What's the meaning of the phrase 'Hodge-podge'?
A 'Hodge-podge' is a stew made with meat and a variety of vegetables. The term is also used to refer to any mixture of ingredients or more widely to mean a mess.
What's the origin of the phrase 'Hodge-podge'?
Hodge-podge is one of the oldest reduplicated phrases in English. It didn't start out in England though. To trace the expression back to its origins we need to move our attention to 14th century France.
The French had a dish called hotchpot. This name derived from the Anglo-Norman word hocher meaning 'to shake'. So, a hotchpot was a dish made in a pot and shaken up, that is, mixed together - what we today would call a casserole or hotpot.
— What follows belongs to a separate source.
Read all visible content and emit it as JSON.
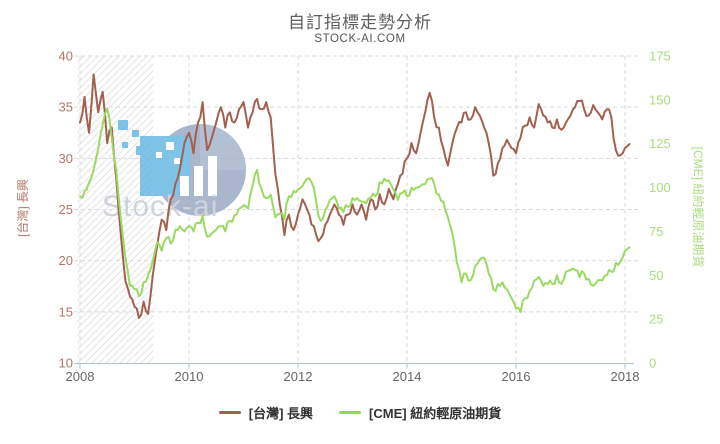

Hotchpot was integrated into English as hotchpotch. The first reference to this dish in English is a recipe for Gees in Hochepot [Goose Hotchpot] in the cookbook Curye on Inglysch [English cookery], 1381. My Middle English isn't good enough to give an exact translation but the gist of it is:
Scald the goose and chop it into small pieces. Fry it in its own fat, add onions and boil.
We are now well on our linguistic journey towards hodge-podge. In the 15th century hotchpot became hodgepot.
It may be that the use of hodge was influenced by the common name Hodge, which was a familiar form of Roger. Roger was the typical name of a poor peasant in medieval England and the rustic potage eaten by 'Roger' might well have been thought of as 'hodgepot'.
Hodgepot is mentioned first in another cookbook - Two Fifteenth-Century Cookery-Books, circa 1430. Coincidentally the entry is for the same recipe, now called A Goos in Hogepotte. My best attempt at the translation from Middle English is:
Take a goose, clean it, chop it into pieces and put it in a pot and boil. Then take pepper and stale bread and grind in ginger, galingale [a spice] and cumin and mix up with ale. Mince onions, fry them and add with a portion of wine.
There's not a lot to choose between those two recipes and I'd like to bet that there was a bit of medieval cutting and pasting going on there.
Even at that early date the figurative meaning of hodgepot, that is, a meaning not involving cooking or pots, was being used. The earliest example I can find of that is in the Swiss reformist theologian Heinrich Bullinger's A Hundred Sermons upon the Apocalips, 1561:
Many at this day make an hogepotche of papistrie and the Gospell.
Of course, it's a short step from hodgepot to hodge-podge. There are several uses of 'hodge podge' as two separate words in the 16th century, mostly in a religious context. The first example that I know of which uses the hyphenated spelling we now use takes us back to the kitchen. That's in the Spanish writer Mateo Alemán's The Rogue, 1622:
At supper we had a sallat, but a very poore one, and a great deale of chopt greene stuffe, amongst it; for they would not lose so much as the greene leaves of a radish root, or the blade of an onion, whereof they would not make use, pouring a little unsavory oyle into it, and a little vinegar, whereof the one halfe was water, the lettice were onely thinnely spred upon the top, with two or three carrets, with a little marjoram or pennyroyall mixed with it; they were wont sometimes to intermixe with it a hodge-podge of boyled mutton that was nothing but mammocks [shreds].
Sounds more hedge-podge than hodge-podge. Not as appetising as Gees in Hochepot perhaps.